At the beginning of the semester, Jen Wilcox visited both the STS senior seminar and the afternoon origins seminar (I believe) as well to discuss her research on carbon capture and reliable storage methods. Although she was not one of the evening seminar presenters, she spent our class discussing the origin of the problem increasing carbon emission levels have presented our society with today, and how carbon capture and dilution can be a potential solution.
Jen Wilcox is a Professor at the Colorado School of Mines, where she teaches in Chemical and Biological Engineering department. Her extensive research in carbon dioxide capture and trace metals has won many awards, and after hearing from her it was amazing how accessible she was able to make the technicalities of her research for a student like me without her background in mathematics and chemical engineering. She began her presentation by outlining the problem emissions presents and how necessary it is for some future level of decrease in the global carbon dioxide emissions. She took us through multiple scenarios of future emission levels and explained how difficult it is to model the future because of the lack of predictability they hold. She highlighted though how important it is to begin the discussion of not just decreasing but also removing some of this carbon. Her case for removal was very strong, especially in its most basic sense that because society has allowed these emissions in we need to take them back out. However, this process is very difficult because the CO2 is much more dilute in the atmosphere and it is now a part of the atmosphere’s equilibrium. This altercation of the atmosphere is why negative emissions has to be a part of the solution because it made the problem almost two times bigger by putting it there in the first place. Professor Wilcox then continued her introduction of this topic by explaining the history of CO2 and the different obstacles that have presented themselves for different solutions. At the heart of this is the issue that CO2 is not perceived as a serious problem because you can’t see it, an issue at the heart of multiple environmental issues, making it hard to justify a significant expenditure to combat it. The redistribution of global dependence on certain fossil fuels has been key in this history, as coal consumption has decreased overtime sending natural gas and renewable energy on the rise.

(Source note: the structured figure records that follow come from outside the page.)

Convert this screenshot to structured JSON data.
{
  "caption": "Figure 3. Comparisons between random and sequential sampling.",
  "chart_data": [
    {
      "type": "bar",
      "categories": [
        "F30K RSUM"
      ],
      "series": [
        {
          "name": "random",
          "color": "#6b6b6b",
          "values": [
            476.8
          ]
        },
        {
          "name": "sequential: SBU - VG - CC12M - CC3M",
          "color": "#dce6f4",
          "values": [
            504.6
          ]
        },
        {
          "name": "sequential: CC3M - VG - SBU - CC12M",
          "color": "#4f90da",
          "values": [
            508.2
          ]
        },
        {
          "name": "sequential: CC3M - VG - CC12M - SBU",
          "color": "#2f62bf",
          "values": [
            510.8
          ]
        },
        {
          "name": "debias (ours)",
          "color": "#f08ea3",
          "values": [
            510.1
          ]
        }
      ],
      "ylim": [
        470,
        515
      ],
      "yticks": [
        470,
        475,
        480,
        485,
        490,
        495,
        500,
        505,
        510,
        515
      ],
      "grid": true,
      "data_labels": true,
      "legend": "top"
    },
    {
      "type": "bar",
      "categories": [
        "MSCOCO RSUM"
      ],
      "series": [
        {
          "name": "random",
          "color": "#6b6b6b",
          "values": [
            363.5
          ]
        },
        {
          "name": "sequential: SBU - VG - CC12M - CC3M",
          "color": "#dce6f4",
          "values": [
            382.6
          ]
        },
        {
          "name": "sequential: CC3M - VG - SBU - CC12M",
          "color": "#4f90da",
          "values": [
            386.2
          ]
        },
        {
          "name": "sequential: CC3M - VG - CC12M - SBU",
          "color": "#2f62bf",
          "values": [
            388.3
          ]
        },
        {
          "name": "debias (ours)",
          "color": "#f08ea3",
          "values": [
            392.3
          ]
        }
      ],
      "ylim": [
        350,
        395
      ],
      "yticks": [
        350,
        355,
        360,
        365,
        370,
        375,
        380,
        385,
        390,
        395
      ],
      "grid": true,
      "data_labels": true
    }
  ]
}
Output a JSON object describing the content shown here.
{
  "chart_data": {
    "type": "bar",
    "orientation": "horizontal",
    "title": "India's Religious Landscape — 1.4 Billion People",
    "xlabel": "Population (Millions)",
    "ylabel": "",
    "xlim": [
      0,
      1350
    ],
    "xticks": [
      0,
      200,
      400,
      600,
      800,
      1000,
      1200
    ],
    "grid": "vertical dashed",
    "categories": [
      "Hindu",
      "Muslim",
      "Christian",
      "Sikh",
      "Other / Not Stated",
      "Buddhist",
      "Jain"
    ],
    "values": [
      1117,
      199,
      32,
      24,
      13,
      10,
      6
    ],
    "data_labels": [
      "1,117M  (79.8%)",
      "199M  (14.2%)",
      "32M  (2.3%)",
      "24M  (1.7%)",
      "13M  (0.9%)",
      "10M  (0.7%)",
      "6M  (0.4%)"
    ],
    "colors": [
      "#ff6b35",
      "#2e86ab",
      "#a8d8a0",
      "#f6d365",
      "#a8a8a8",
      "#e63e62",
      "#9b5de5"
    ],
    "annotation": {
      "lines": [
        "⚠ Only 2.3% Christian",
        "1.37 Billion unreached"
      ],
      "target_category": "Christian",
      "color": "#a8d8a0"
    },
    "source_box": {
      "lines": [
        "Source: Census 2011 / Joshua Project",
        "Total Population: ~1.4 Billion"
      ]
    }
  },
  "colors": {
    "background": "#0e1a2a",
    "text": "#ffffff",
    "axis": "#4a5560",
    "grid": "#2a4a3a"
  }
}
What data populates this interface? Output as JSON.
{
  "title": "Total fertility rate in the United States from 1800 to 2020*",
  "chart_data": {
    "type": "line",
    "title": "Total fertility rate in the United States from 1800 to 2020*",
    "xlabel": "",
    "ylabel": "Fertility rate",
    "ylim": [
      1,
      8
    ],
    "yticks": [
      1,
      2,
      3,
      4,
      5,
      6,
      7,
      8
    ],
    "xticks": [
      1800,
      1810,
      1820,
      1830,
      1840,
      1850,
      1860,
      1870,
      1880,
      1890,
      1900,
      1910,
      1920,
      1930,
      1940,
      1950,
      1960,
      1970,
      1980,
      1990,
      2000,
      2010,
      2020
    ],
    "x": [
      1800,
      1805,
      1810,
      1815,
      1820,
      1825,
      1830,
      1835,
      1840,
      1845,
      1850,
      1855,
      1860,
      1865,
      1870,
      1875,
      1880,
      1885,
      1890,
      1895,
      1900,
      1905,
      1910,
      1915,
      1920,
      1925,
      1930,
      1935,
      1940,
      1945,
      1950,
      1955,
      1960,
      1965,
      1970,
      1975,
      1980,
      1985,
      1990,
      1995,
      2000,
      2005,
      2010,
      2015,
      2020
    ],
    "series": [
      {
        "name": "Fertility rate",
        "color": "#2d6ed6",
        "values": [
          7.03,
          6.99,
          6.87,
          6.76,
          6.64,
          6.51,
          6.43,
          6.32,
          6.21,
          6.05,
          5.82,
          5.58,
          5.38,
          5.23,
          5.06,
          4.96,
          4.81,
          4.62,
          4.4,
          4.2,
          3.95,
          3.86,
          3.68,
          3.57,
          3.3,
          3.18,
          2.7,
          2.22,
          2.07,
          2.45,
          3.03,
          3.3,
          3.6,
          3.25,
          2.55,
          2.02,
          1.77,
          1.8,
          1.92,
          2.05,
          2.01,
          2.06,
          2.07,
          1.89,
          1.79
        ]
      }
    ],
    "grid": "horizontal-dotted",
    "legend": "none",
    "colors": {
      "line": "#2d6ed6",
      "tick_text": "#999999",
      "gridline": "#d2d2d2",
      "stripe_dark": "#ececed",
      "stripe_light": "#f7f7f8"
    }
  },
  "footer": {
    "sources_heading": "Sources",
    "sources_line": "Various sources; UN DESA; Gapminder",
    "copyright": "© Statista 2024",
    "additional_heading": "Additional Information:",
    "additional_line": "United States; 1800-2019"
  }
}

She then outlined three key opportunities for carbon capture and the effects dilution can have. Most CO2 sources are moderately to extremely dilute, but option one is absorption. Basically with this method, plants contributing these emissions would line their towers with a packing material covered in a solvent that absorbs and chemically combines with the CO2. This solvent would then separate the materials out as air is pushed through the column created a saturated solvent that is easier to use. While I am not a chemical engineer like Professor Wilcox and clearly cannot explain the process as well, she researched and created a solution that took all the material properties into account. The methods she tested were not only the origin of a solution, but she also explained how it opens the door to further conversation about the reality and lack of education around environmental issues. She explained that “we can’t fool society,” and this new reality of thinking needs to continue that being carbon neutral is not a good enough goal to work towards.